Я уселся под яркую лампу, прихватив со стола для подробного изучения кронциркуль.

– Пошло, Майгель. У вас совершенно нет вкуса.

– Ну, пошлость – любимое оружие дьявола. Я просто хотел показать вам наглядно…

– Что есть такие случаи, когда черепной показатель уже не имеет значения, – подвигал я кривыми ножками кронциркуля, словно членами рачьей клешни.

– Именно, именно. Арийцы, изменившие присяге и помогающие русским, перестают быть немцами, герр оберст-лейтенант, и с ними должно поступать как с недочеловеками.

– Скажите, Майгель, вы женаты? Обзавелись своим арийским выводком? Или ваша пикантная чувственность как-то связана с этим подвалом? Как к этому относится рейхсфюрер? Снисходительней, чем к педерастии? Ах да, я забыл, у Руди за душой еще и гуманитарные подачки красным соколам.

– Гуманитарные подачки некоторых инструментов, друг мой. Я, кажется, уже вам говорил, у нас тут, в лагере, обширный штат осведомителей, не только в пилотском бараке.

– Ну хватит этой канители. Чего вы от меня хотите?

– Да, да, вы правы, ваш брат – не тот аристократ, который нас интересует. Нас заботите вы. В связи с июльскими событиями…

– Ах, вот оно что. Так чем же вы все-таки занимаетесь, Майгель? Вопросами пленных или нашими аристократами?

– Ну вы же видите, герр Борх, что между теми и другими все меньше разницы, не так ли? – Он посмотрел в меня печально-сострадательными, усталыми глазами живодера.

– По-моему, вы немного опоздали, – всадил я нож в податливую слизистую плоть, как будто пытаясь разрезать медузу. – Мы с вами только что уехали от фюрера, и я не заколол его своим мечом, как в декорациях театра классицизма.

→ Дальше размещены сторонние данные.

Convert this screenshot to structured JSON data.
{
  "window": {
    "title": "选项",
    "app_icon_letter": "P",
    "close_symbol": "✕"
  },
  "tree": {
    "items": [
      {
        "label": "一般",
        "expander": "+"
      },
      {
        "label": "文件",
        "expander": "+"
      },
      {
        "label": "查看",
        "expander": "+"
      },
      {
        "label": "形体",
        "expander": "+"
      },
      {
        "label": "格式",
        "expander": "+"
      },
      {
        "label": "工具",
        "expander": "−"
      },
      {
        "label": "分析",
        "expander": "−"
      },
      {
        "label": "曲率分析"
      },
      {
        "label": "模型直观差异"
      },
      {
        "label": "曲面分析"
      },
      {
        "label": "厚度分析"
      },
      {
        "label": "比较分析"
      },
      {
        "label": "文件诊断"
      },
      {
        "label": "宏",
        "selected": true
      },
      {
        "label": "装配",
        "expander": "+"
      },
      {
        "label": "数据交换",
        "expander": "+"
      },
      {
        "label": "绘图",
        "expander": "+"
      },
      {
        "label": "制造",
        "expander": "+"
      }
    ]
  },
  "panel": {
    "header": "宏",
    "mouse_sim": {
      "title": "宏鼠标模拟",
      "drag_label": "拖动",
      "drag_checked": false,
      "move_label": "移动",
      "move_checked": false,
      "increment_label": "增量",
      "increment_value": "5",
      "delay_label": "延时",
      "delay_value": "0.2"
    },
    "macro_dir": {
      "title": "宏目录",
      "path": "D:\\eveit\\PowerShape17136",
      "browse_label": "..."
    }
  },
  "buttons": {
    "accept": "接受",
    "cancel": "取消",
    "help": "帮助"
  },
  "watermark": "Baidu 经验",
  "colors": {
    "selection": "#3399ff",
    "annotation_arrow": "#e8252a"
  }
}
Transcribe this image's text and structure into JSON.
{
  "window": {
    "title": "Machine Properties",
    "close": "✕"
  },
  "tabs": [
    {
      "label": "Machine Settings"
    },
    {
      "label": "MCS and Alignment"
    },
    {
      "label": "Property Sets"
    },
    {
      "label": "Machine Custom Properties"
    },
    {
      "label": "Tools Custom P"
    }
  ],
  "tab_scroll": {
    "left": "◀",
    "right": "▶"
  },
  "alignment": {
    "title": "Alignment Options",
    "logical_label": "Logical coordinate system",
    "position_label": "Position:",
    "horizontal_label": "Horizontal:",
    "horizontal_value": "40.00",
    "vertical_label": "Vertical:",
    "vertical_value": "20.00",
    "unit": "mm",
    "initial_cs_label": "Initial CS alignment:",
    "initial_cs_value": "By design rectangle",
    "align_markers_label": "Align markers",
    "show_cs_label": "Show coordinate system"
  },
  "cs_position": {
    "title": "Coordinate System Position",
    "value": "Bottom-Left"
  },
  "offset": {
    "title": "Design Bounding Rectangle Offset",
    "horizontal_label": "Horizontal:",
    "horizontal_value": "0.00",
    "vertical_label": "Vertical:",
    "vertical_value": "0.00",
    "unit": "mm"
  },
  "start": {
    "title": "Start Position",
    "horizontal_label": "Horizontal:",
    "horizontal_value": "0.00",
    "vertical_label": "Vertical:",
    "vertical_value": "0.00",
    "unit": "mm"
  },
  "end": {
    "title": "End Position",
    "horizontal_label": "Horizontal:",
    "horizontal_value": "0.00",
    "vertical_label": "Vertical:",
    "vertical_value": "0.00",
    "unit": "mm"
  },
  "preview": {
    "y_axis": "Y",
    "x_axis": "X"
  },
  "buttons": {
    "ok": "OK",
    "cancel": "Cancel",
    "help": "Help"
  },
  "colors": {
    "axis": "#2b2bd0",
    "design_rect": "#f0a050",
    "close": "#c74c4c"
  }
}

– Наш фюрер божьей милостью спасен, – бросил он со спокойным презрением хозяина балаганного монстра. – Но речь сейчас о тех аристократах, которым удалось прикинуться невинными овечками, которые сейчас забились в щель и полагают, что мы не уличим их в кровной связи с теми – с проклятым оборотнем Небе, с лисой Канарисом, фон Тресковым и прочими. Мы придавили многих пауков, но нити этого чудовищного заговора опутали все этажи и ведут во все стороны. Клики в наших армейских штабах, клики в абвере…

– Клика в ангельском воинстве, – оборвал я его. – Обеспечьте люфтваффе коньяком и девчонками, и мы будем последними, кто отречется от трупа этой обезьяны.

– Вы были знакомы со многими… – взглянул на меня, как будто и сам понимая, насколько он жалок.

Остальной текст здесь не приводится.